Kapitalizm, sermayenin çıkarları uğruna doğanın ve toplumun geleceğini tehdit ediyor. Bu doğrultuda her yolu mubah gördüğü gibi, katliamlara ve büyük bir yıkıma yol açıyor. Türkiye’de de sermaye iktidarının dümenindeki dinci-faşist AKP-MHP koalisyonu, bir yandan sermayenin çıkarları uğruna toplumu ve doğayı hiçe sayıyor, diğer yandan yağma, talan ve yolsuzluk düzeninin sefasını sürüyor.
“Poşet yasağı”yla çevre dostu görüntüsü sunmaya kalkanların, kapitalistler için doğayı nasıl talan ettikleri İstanbul 3. havalimanı ile bir kez daha görülmüştü. 3. havalimanı için yapılan ağaç katliamı ile ilgili Kuzey Ormanları Savunması tarafından yapılan araştırma, iktidarın çevre dostu yalanını ve yolsuzluklarını tekrar gözler önüne serdi.
Kuzey Ormanları Savunması, 2012 yılında inşasına başlanan “mega proje” 3. havalimanı için o günden bugüne kesilen ağaç sayısını hesapladı. 3. havalimanını, inşaat için açılan taş ocaklarını ve havalimanına girişin sağlandığı Kuzey Marmara Otoyolu’nu kapsayan alanın uydu görüntüleri üzerinden yapılan hesaplamaya göre, doğa talanında 13 milyon ağaç kesildi. 3. havalimanı için hazırlanan ÇED raporunda ise 2,5 milyon ağaç kesileceği ileri sürülmüştü.
6 bin 500 hektarlık orman gitti
Sözcü’den Özlem Güvemli’nin haberine göre, Kuzey Ormanları Savunması'ndan şehir plancısı Ayşe Yıkıcı, kesilen ağaçların kapladığı alanın yaklaşık 6 bin 500 hektar olduğunu ve bunun 4 bin hektarlık kısmının 3. Havalimanı proje sahası içerisindeki orman alanı olduğunu belirtti. Hesaplamalara göre 2012 yılından bugüne kadar proje alanında kesilen ağaç sayısının en az 8 milyon, havalimanı inşaatı için açılmış taş ocakları için kesilen ağaç sayısının en az 1,2 milyon ve havalimanına giriş sağlayan Kuzey Marmara Otoyolu için kesilen ağaç sayısının ise en az 3,7 milyonu buldu.

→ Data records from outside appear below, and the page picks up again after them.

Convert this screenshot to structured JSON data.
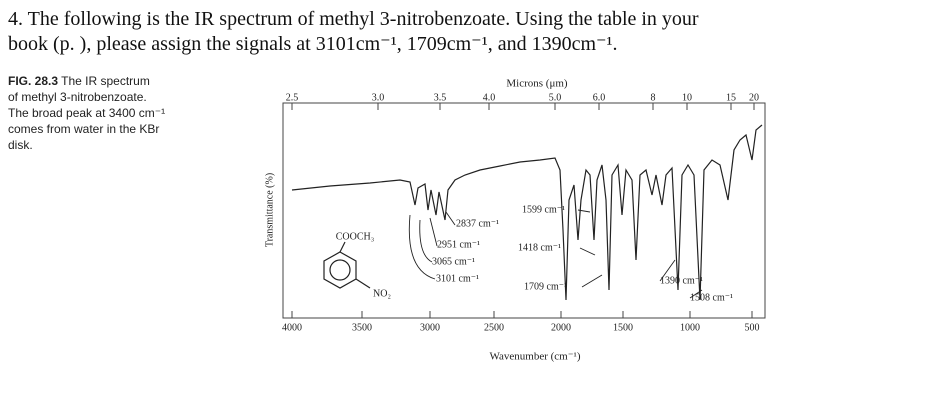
{
  "question": {
    "line1": "4. The following is the IR spectrum of methyl 3-nitrobenzoate.  Using the table in your",
    "line2": "book (p.   ), please assign the signals at 3101cm⁻¹, 1709cm⁻¹, and 1390cm⁻¹."
  },
  "figure": {
    "label": "FIG. 28.3",
    "caption": [
      "The IR spectrum",
      "of methyl 3-nitrobenzoate.",
      "The broad peak at 3400 cm⁻¹",
      "comes from water in the KBr",
      "disk.",
      ""
    ],
    "top_axis_title": "Microns (μm)",
    "bottom_axis_title": "Wavenumber (cm⁻¹)",
    "y_axis_title": "Transmittance (%)",
    "top_ticks": [
      "2.5",
      "3.0",
      "3.5",
      "4.0",
      "5.0",
      "6.0",
      "8",
      "10",
      "15",
      "20"
    ],
    "bottom_ticks": [
      "4000",
      "3500",
      "3000",
      "2500",
      "2000",
      "1500",
      "1000",
      "500"
    ],
    "annotations": [
      "COOCH₃",
      "NO₂",
      "2837 cm⁻¹",
      "2951 cm⁻¹",
      "3065 cm⁻¹",
      "3101 cm⁻¹",
      "1599 cm⁻¹",
      "1418 cm⁻¹",
      "1709 cm⁻¹",
      "1390 cm⁻¹",
      "1508 cm⁻¹"
    ]
  }
}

Yıkıcı, kuzey ormanlarının ‘muhafaza ormanı' ilan edilmesi için Türkiye Ormancılar Derneği ile birlikte başlattıkları kampanyaya destek çağrısı yaparak şunları belirtti: “Kuzey Ormanları sadece İstanbul sınırları içinde yer almıyor, Bulgaristan sınırından Düzce’ye kadar uzanıyor. Orman dediğimizde aklımıza ilk gelen hep ağaç oluyor ama yaptığımız hesap aslında yok edilen bir yaşam alanının sadece bir üyesine ait verileri kapsıyor. Ağaçlar ile birlikte orada yaşayan milyonlarca canlı hem evinden oldu hem de yaşamını kaybetti. Kaybımız büyük ama Kuzey Ormanları'nın milyarca ağacı hala Trakya, İstanbul ve Anadolu'ya nefes olmaya devam ediyor. Bu katil projeleri yapma sebepleri kuzey ormanlarını tümüyle inşaat ağalarının yağmasına açmaktı. Hep birlikte bu gözü dönmüş rant ve yağma odaklarının bu hesaplarını bozabiliriz.”
Doğal denge bozuldu
İstanbul Üniversitesi -Cerrahpaşa Orman Fakültesi Öğretim Üyesi Prof. Ünal Akkemik de bu büyüklükteki bir orman alanı kaybının İstanbul’a etkilerini şöyle anlattı: “Bu kayıp, doğal ekosistemdeki dengenin bozulması anlamına geliyor. Yaban hayatının parçalanmasına neden oluyor. İstanbul'un kuzeyinde bütün bir ormanın oksijen ve temiz hava üretim fonksiyonunun azalması demek. Kuzey rüzgarları kısmen daha az hava taşıyacak artık. İstanbul gibi metropollerde uzun vadede sıcaklıklar artıyor. İklim dengesi bozuluyor. Metropollerde yeşil alanların daha bütüncül olması gerekir. Kuzey ormanları parçalandıkça İstanbul'un ısı dengesinin korunmasındaki etkisi azalıyor. İstanbul kent ısısı giderek artıyor.”